Was hoping this was data lenses, like cambria from ink&switch
https://www.inkandswitch.com/cambria/
Not sure how "A Lens allows to access or replace deeply nested parts of complicated objects." is any different from writing a function to do the same?
Julia curious, very little experience
Yes lenses are pairs of functions that allow bidirectional data transformations. One function acts like a getter and one function acts like a setter. The signatures of the functions are designed to compose nicely. This allows to compose complex transformations from a few simple building blocks.
In the end it is really just function composition but in a very concise and powerful way.
In your cambria example the lens is defined as yaml.

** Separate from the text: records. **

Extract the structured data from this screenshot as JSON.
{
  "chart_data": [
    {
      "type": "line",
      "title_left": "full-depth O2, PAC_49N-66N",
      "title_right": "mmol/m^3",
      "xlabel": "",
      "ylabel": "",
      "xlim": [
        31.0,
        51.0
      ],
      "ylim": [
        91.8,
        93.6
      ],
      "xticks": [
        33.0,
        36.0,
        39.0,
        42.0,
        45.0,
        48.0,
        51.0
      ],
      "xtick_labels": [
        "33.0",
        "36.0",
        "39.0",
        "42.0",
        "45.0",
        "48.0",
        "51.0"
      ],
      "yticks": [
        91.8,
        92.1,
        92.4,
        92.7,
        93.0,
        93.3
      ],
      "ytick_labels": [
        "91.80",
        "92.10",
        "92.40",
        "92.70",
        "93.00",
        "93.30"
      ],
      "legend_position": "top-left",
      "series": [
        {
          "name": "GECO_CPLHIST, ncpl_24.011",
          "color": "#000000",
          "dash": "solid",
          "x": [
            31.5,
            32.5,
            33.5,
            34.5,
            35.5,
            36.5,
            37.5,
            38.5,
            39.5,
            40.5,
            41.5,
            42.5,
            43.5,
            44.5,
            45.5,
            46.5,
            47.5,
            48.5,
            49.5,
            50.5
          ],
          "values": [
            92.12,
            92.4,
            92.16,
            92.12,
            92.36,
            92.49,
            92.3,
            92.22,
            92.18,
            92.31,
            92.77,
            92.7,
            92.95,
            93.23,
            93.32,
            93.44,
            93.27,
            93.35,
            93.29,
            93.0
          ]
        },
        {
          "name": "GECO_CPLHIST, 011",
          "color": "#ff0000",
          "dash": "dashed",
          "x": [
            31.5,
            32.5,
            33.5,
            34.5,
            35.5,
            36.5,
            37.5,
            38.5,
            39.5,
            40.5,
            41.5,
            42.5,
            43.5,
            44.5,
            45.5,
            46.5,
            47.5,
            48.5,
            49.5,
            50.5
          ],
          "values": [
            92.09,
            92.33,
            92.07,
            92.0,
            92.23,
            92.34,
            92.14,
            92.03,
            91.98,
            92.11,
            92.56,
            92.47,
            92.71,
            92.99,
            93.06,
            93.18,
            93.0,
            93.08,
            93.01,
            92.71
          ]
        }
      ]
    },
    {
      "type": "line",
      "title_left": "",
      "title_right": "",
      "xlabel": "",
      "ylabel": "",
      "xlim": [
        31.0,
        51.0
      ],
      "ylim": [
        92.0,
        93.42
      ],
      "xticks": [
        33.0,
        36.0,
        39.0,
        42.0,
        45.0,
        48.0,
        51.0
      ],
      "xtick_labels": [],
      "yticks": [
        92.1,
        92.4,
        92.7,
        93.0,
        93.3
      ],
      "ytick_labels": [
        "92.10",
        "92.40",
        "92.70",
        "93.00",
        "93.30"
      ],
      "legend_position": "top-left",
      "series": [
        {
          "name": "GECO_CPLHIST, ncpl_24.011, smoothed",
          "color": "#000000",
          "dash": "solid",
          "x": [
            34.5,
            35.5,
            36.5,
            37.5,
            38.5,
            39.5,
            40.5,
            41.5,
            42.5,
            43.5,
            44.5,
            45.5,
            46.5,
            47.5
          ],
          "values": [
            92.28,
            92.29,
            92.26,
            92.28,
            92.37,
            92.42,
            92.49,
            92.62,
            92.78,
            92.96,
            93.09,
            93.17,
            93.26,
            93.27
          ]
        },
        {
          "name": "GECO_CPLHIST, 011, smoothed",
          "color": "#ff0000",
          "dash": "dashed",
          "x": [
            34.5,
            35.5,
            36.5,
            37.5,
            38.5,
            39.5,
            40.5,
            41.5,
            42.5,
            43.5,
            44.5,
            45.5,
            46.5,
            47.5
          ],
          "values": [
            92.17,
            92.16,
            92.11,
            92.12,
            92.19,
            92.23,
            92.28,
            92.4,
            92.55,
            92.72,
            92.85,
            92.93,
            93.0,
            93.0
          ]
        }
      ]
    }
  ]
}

So this yaml needs to be parsed and interpreted and the applied to the target data. The rules that are allowed to be used in the yaml format must be defined somewhere. With pure functional lenses the same kind of transformation rules can be defined just by function composition of similar elemental rules that are itself only pairs of functions.
To be clear, cambria is not mine
> So this yaml needs to be parsed and interpreted and the applied to the target data. The rules that are allowed to be used in the yaml format must be defined somewhere.
I wasn't trying to get into the specific technology. The Julia still needs to be parse, and while Yaml has them separate, CUE does not (which is where I write things like this and have building blocks for lenses [1], in the conceptual sense)
In the conceptual sense, or at least an example of one, lenses are about moving data between versions of a schema. It sounds like what you are describing is capable of this as well? (likely among many other things both are capable of)
[1] https://hofstadter.io/getting-started/data-layer/#checkpoint...
Yes functional lenses are very good at transforming between between schematas.
You can think of it as an functional programming based embedded domain specific language for transforming immutable data structures into each other. Sure there are other ways to do it but its like generalized map/filter/reduce class of functions vs doing the same imperatively by hand or in other ways
hmm, that makes it sound closer to CUE, where all values are immutable
CUE is in the logical family with Prolog and is not Turing Complete
Lenses make it more convenient to use immutable structs, which Julia encourages (particularly as they unlock various optimisations).
It's about the annotation triggering a code pre-processor.
For example in Lombok, the @Data annotation will create a getter and a setter for every private member, and @Getter and @Setter will do the individual methods respectively.
Annotating a class will do every private member, or you can annotate a specific member.
A lens is a shortcut to making a getter/setter for something several elements deep, where instead of calling:
`parentObject.getChild().setChildAttribute()` you can call: `parentObject.setChildAttributeViaLens()`
and not need to write multiple functions in both classes, or even use multiple annotations.